I won’t go into detail of the entire study, but hit the highlights. CDC-Kaiser Permanente Adverse Childhood Experience study, 1985 to 1987 is one of the largest study on childhood trauma and its lasting effects, In a nutshell, the study found that ACEs negatively correlated with adult problems such as alcoholism, addiction, mental illness, relationship failures and even physiological outcomes such as obesity, heart disease, etc. It’s a very interesting study, which, if you are into that sort of research, you would find enlightening.
But for the sake of my blog today, I hang my hat on the understanding that childhood trauma potentially negatively affects the person well into adulthood. That knowledge bolstered my determination to take the necessary extra courses to become a certified clinical trauma professional. In my private practice I have seen multiple examples of current mental/emotional and behavioral issues linked to past ACEs, Once identified, the client and I can work together to address the underlying trauma experience and utlize CBT, DBT and Mindfulness to move forward.
This is all well and good if the client is open and ready to share their truth. Clients who are closed or detached often means that they have not yet developed the therapeutic relationship and the trust that goes with it. I am patient and do not mind spending more time developing that trust. After all, trauma is a very personal and painful thing to discuss. Without trust, disclosure is often masked by distraction and deflection.,
For some reason, I found this to be most common when working with teenagers. While building that trust and therapeutic relationship, I often encountered heavy deflection. It was almost like the teen considered me an alien speaking another language.
But I found an universal translator.
Music.
The discovery came quite by accident. I had been working with a particularly closed-off teen. I knew from her history that she had ACEs with her father, but she usually spent the entire session talking about her current relationship issues and friend drama. This girl was talented, intelligent and very personal, but had deflection down to an art. If I got too close to anything remotely beneath the shallow mental garden she had created for herself, she would laugh and tell me that she didn’t know what I meant. Then she would change the subject.
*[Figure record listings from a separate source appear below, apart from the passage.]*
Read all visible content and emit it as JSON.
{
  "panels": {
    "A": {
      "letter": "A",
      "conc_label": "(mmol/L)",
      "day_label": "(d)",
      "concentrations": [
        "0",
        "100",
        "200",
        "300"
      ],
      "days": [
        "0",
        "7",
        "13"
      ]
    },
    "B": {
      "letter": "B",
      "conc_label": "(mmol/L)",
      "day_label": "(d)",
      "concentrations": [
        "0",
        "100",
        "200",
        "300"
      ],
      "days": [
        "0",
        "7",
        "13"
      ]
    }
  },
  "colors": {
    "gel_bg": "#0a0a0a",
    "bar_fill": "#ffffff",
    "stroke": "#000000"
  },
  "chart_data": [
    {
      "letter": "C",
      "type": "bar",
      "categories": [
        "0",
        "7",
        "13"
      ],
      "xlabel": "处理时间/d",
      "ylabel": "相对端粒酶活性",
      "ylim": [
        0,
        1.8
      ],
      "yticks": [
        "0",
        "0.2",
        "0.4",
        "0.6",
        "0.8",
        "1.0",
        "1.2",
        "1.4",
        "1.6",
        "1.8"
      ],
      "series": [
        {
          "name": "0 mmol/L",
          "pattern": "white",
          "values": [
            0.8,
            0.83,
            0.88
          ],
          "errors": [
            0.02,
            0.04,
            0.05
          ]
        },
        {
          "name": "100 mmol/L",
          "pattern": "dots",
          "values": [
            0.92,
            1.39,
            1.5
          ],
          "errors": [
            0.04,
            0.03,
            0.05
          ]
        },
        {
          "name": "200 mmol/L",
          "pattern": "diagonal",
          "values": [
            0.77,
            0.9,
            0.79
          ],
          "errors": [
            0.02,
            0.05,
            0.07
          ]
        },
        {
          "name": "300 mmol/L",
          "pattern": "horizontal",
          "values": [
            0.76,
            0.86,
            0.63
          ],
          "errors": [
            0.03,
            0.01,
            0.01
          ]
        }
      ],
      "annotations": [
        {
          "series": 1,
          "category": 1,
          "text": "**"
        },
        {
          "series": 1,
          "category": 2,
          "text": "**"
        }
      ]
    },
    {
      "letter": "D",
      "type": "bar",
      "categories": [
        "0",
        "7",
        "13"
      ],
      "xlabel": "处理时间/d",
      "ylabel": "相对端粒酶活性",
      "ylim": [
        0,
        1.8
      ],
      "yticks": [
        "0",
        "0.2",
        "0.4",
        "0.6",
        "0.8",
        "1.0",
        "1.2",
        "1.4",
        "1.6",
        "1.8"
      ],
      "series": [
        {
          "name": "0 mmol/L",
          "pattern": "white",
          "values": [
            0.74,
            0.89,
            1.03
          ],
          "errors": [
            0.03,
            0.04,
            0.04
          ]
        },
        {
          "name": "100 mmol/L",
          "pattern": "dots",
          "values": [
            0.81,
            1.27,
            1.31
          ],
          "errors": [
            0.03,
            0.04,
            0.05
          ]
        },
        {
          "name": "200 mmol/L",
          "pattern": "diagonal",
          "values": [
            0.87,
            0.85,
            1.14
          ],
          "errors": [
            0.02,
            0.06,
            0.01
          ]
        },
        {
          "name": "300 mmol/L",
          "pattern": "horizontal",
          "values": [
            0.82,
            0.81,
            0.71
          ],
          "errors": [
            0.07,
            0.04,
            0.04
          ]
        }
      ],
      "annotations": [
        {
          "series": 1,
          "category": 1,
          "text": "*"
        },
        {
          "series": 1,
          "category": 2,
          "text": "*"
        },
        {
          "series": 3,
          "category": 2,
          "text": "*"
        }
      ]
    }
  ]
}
I knew that she really liked a popular music artist. She talked about the artist all of the time. Knowing that we sometimes listen to the music that moves us, I became interested in the artist when the client was with me. I asked questions about the music: why she liked the artist; what songs did she like the most; what was it about certain songs that moved her. With the conversations around her favorite artist, the teen opened up a little more each time. But again, when I got too close, she deflected again.
One day I asked her to play me her favorite song by this artist. She did. The song was full of lyrics about being abandoned, hurt, trying to rise above the pain. Wow! The song really did capture the feelings she had kept so tightly in her chest.
AT the conclusion of the song, I just took a chance and asked the client pointedly, « This is how you feel about your dad. ». To which she replied, with her eyes cast down, « yes ».
The window was open.
My challenge to you today is, when working with someone who is closed off and holding their trauma close to their heart, be patient. Find an outlet for the client, that is a safe expression of their pain and emotions. Creative outlets offer that safety. In my case, it was music. And I subsequently used that technique with other teen clients with success, But it doesn’t have to be music. It can be art, drama, journaling, any creative expression, that creates that safe space, For example, I had another teen client who loved to write stories. She would read her stories to me and they were her window.
Opening up and exposing the trauma is difficult. Realizing that closing off with deflection can be a defense mechanism against that difficulty is important when building that trust. Try creating a safe environment for the expression of that trauma as a tool in opening that window.